Paper No. 12
Presentation Time: 8:00 AM-12:00 PM
THE UPPER CRUSTAL EMPLACEMENT OF THE BALBUENA PLUTON BY MULTIPLE MATERIAL TRANSFER PROCESSES
The ascent of melt from source to surface typically involves a wide variety of material transfer processes. Processes accommodating the ascent and emplacement of magma into the brittle upper crust are typically dominated by stoping, roof uplift, and diking. Processes such as ductile flow and large-scale rotation of panels of host rock are commonly subordinate. The material transfer processes associated with the upper crustal (<7 km depth) emplacement of the Balbuena pluton, however, included, at various times, ductile strain, large-scale rotations and stoping of the surrounding host rock. The Balbuena pluton, located ~80 km south southeast of Ensenada, Mexico, intruded the late Early Cretaceous Alisitos Formation after most of the contraction associated with the accretion of the Alisitos arc to the continental margin had ceased. The pluton is comprised of two distinct magmas (tonalite and quartz diorite) separated into three zones. The outer and middle zones are crescent shaped about the inner zone, which is nearly circular.

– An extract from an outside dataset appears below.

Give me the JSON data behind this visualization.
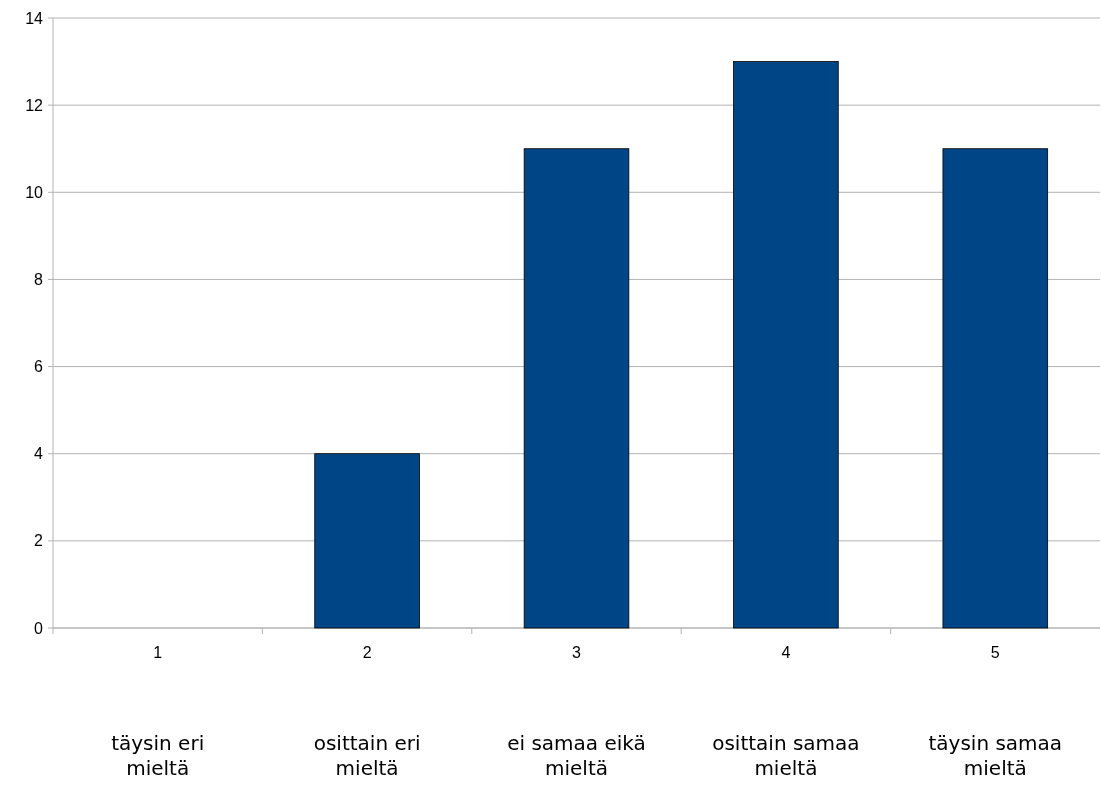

Field and petrographic observations demonstrate that the middle (quartz diorite) zone is the oldest, but was still locally molten when the melts of the inner and outer zones intruded. U/Pb zircon crystallization ages for the different magmas (107.7 +/- 3.4 and 108.6 +/- 4.0 Ma) are within error of one another, which supports this conclusion. While the time between the intrusion of the magmas must have been relatively short, the material transfer processes operating in the structural aureole of the Balbuena pluton were very distinct. Structures in the pluton aureole include high ductile strains that increase towards the pluton margin and folds that rotated clockwise and counter-clockwise by as much as 75° away from regional NW-SE trends. Stoping was an important material transfer process operating during the emplacement of the magma of the inner and outer zone as evidenced by stepped margins partially removing the ductily strained and rotated aureole rocks formed during emplacement of the earlier phase. Additionally, contacts with the inner, outer and middle phase commonly include abundant stoped blocks of the early phase including some that have shattered so completely as to form a slurry-mix of the younger magma choked with particles of the older.